И тут во время укладки, в напряженной нервной обстановке взаимного озлобления, у нас завязался тот бестолковый, нелепый разговор, переходящий в спор, с солдатами и их начальником, который кто не вел в первый период после Октября и на собраниях, и в Совете, и даже в тюрьме.

— Довольно, слушали мы этих соловьев, — кричал солдат в медной каске.

Латыш, весь красный от полноты чувств возмущения, кричал нам:

— А кто смертную казнь на фронте вводил?

— А мало вы большевиков в тюрьмах морили? А сколько дней меня самого вы в этой тюрьме держали?

И в этом хаосе криков и бряцания оружием, конечно, не доходили до ушей наши рассказы о том, что мы не только не держали большевиков, а напротив товарищ Т ездил в Петроград к Керенскому добиваться освобождения большевиков, привезенных с фронта и сидевших в этой тюрьме. И благодаря его хлопотам их освободили.

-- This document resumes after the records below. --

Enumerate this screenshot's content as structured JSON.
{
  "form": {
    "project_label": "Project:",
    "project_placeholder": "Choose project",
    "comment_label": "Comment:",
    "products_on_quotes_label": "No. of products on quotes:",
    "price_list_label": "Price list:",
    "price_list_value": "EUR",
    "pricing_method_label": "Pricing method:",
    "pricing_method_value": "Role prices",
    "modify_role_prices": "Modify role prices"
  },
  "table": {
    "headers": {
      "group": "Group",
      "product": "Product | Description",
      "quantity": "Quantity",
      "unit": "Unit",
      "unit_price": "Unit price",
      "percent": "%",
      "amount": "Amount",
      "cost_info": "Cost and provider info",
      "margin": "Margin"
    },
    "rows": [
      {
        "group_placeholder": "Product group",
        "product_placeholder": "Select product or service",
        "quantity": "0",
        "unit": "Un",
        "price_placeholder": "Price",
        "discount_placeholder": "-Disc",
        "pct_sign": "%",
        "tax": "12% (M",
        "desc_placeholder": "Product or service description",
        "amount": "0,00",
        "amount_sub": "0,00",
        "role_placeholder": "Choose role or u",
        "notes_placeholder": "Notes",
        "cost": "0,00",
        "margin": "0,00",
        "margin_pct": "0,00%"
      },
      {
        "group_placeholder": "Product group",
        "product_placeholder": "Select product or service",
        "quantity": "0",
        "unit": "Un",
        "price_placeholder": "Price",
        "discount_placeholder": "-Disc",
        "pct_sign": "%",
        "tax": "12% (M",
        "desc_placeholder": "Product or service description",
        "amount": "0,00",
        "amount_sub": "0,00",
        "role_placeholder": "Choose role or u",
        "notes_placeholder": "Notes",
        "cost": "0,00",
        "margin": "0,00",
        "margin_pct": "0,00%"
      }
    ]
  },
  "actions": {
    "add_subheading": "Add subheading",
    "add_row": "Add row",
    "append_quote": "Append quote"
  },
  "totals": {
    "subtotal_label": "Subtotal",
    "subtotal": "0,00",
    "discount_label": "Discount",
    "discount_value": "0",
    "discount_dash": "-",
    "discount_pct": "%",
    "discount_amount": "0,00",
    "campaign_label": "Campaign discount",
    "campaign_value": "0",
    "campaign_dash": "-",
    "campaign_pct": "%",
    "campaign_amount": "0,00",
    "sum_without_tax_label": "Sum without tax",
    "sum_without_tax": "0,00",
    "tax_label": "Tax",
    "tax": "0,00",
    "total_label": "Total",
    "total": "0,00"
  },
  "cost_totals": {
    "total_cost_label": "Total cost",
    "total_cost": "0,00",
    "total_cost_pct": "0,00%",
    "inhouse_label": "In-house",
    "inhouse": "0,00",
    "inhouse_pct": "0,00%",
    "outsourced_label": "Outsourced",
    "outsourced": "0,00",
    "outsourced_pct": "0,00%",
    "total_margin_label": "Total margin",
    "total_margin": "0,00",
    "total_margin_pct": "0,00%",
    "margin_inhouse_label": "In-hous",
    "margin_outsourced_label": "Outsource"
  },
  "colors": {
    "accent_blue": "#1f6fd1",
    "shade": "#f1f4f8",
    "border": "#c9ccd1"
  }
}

Мы в последний раз оглядываем камеру, прощаемся с сожителями. Их лица ужасны, на них ясно написано убеждение в том, что нас берут на казнь. Некоторые целуются с нами. У частного поверенного нервы не в порядке: он плачет. Мы взваливаем свои пожитки на плечи и идем в контору тюрьмы. Там нас обыскивают поверхностно: ищут бумаги, тетрадки, и все отбирается. Наши деньги, часы, ножницы, документы не могут выдать в такой неурочный час; отсутствует чиновник с ключей от кассы и от ящика. Но тут происходит новая напасть. Латыш командует к выходу и говорит нам:

— Вещи вы оставите здесь.

Стало окончательно ясно, что нас ведут на расстрел. И только голосом инстинкта, цепляньем за жизнь можно объяснить тот факт, что мы нашли в себе силы заспорить и заявить, что без вещей мы не идем. Мы даже отошли в заднюю часть комнаты, кто-то опустился на свои вещи. После пререканий и стычек нам удалось убедить латыша позвонить председателю Чека по поводу наших вещей. Позвонил, — и вещи нам было разрешено взять с собой. И в это время мы увидели в воротах тюрьмы знакомую женскую шляпку — нашу приятельницу, которая уже узнала о предстоящем увозе и принесла какие-то вещи: вероятно, для того, чтобы узнать, живы ли мы. Угрожая ей арестом и крича на стражу у ворот, наш конвой, вмиг прогнал ее. Когда мы вышли на улицу, ее следа уже не было. Была темная, непроглядная ночь. Свинцовое небо низко нависло над землей и увеличивало духоту. Дождя не было, но в воздухе чувствовалась сырость, и от взмахов холодного ветра съеживалось сердце. Улицы пустынны, ни одного прохожего, ни одного фонаря, ни одного огонька в окнах домов. Город спал, но казалось, что он умер. У ворот тюрьмы уже ждал увеличенный наряд чекистов и солдат, который окружил нас и повел с ружьями наперевес. Впереди отряда шел латыш, а у четырех углов нашего кортежа медленным шагом двигались вооруженные всадники. Мы были нагружены вещами, которых накопилось немало, и нам было трудно нести их с непривычки к свежему воздуху и обстановке. Товарищ Т. помимо своих вещей нес еще общий чемодан с хозяйством, и, помню, всю дорогу дребезжал чайник с привязанной к нему крышкой.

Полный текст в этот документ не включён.